SDNY Grants DOJ's Request To Add Bank Executive To Pending FCA/FIRREA Litigation

DOJ FHA False Claims Act / FIRREA

Courts

On December 12, the U.S. District Court for the Southern District of New York granted the DOJ’s motion to add a bank executive to a civil fraud suit it filed over a year earlier against a mortgage lender alleged to have falsely certified loans under the FHA’s Direct Endorsement Lender Program. U.S. v. Wells Fargo Bank, N.A., No. 12-7527, slip op. (S.D.N.Y. Dec. 12, 2013). The government alleges that the bank’s vice president in charge of quality control purposefully failed to self-report bad loans to HUD, despite having knowledge of HUD’s reporting requirements, and that he signed annual certifications misrepresenting to HUD that the bank complied with those reporting requirements.
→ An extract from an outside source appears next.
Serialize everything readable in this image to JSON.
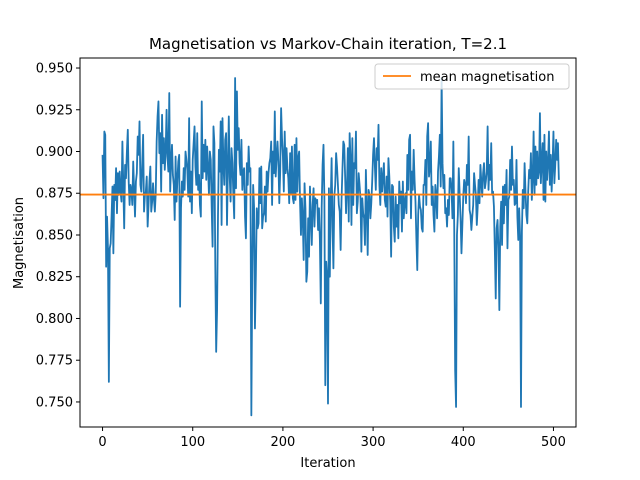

The court agreed with the government’s contentions that amending the complaint to add the individual defendant was permissible because (i) the bank would not be unduly prejudiced because the allegations were already at issue in the pending suit and the parties had yet to begin discovery; (ii) the claims that the government would assert were not futile, as the court had already ruled on the validity of the government’s theories of liability under the FCA and FIRREA, and the new defendant would have the opportunity to seek dismissal on other grounds; (iii) there had been no undue delay, because the government had not received authority to add the executive until after the bank’s motion to dismiss was fully submitted, and had not made a final determination to bring the proposed action against the executive until the day it informed the bank of its intention to do so; and (iv) the interests of judicial economy supported joinder insofar as a separate suit against the executive for conduct already at issue here would have been inefficient. The court did not address the bank’s argument that the government knew sooner of its authority to add the executive, ultimately and improperly electing to do so because the bank suspended settlement negotiations.